The deceased died on 17 October 2013. Probate of the deceased's will dated 4 October 2013 was granted by this Court to the plaintiff as executor of the estate on 14 January 2014.
Under the deceased's will, the deceased left her shares in a named company to a charity (the Mary Alice Foundation Ltd) (cl 4.2(a)); made certain specific gifts to two named beneficiaries (cl 4.3(a) and (b)); and then made provision for the residue of her estate. Part of the residue is to be distributed to various of her nephews and nieces (cl 4.4(b)-(g)), but the bulk (being 60%) is to be distributed, in accordance with cl 4.4(a) (which has been set out in full above), "to establish a trust in [the deceased's] name to benefit women and children in the United Kingdom".

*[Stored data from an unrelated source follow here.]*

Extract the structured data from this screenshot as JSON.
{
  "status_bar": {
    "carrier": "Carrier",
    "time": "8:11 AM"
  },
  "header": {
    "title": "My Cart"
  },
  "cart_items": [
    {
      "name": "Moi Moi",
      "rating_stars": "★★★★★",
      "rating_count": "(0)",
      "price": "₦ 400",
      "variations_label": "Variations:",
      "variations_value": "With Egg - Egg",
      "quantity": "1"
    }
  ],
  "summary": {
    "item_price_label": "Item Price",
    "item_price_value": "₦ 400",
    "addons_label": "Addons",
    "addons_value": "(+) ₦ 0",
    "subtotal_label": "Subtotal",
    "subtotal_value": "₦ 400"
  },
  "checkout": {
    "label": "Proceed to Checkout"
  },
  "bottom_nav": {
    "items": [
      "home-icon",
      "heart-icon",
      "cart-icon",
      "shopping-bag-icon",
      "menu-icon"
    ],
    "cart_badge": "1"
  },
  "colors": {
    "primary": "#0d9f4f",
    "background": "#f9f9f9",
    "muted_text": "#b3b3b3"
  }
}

At the time of the making of the deceased's last will, the deceased considered that her marriage to Peter John Hunt had irretrievably broken down; and the will was expressly made in contemplation of divorce (see cl 5(a) and (b) of the will). Reference is made in cl 5(a) of the will to final property settlement orders having been made in June and September 2013 in the Family Court of Australia. The deceased explained (see cll 5(b) and (c) of the will) that it was her intention that neither Mr Hunt nor his children receive any benefit from her estate, for the reasons there set out.
A family provision claim was nevertheless brought against the deceased's estate by each of her two stepdaughters (Mr Hunt's daughters) under the provisions of Chapter 3 of the Succession Act 2006 (NSW) (see the plaintiff's affidavit sworn 12 March 2018 at [4]). The stepdaughters' claims were resolved at mediation and a Deed dated 27 February 2015 (annexed to the plaintiff's affidavit sworn 12 March 2018) was entered into by the plaintiff, Mr Hunt and the deceased's stepdaughters, recording the parties' agreement and containing releases and indemnities in favour of the executor and the estate. The Deed contemplated the bringing by the plaintiff of a "Construction Suit" and a "Cy Pres Scheme Suit" (those terms being defined in cl 1.1 of the Deed by reference to the gift in cl 4.4(a) of the will) (see Recital D of the Deed).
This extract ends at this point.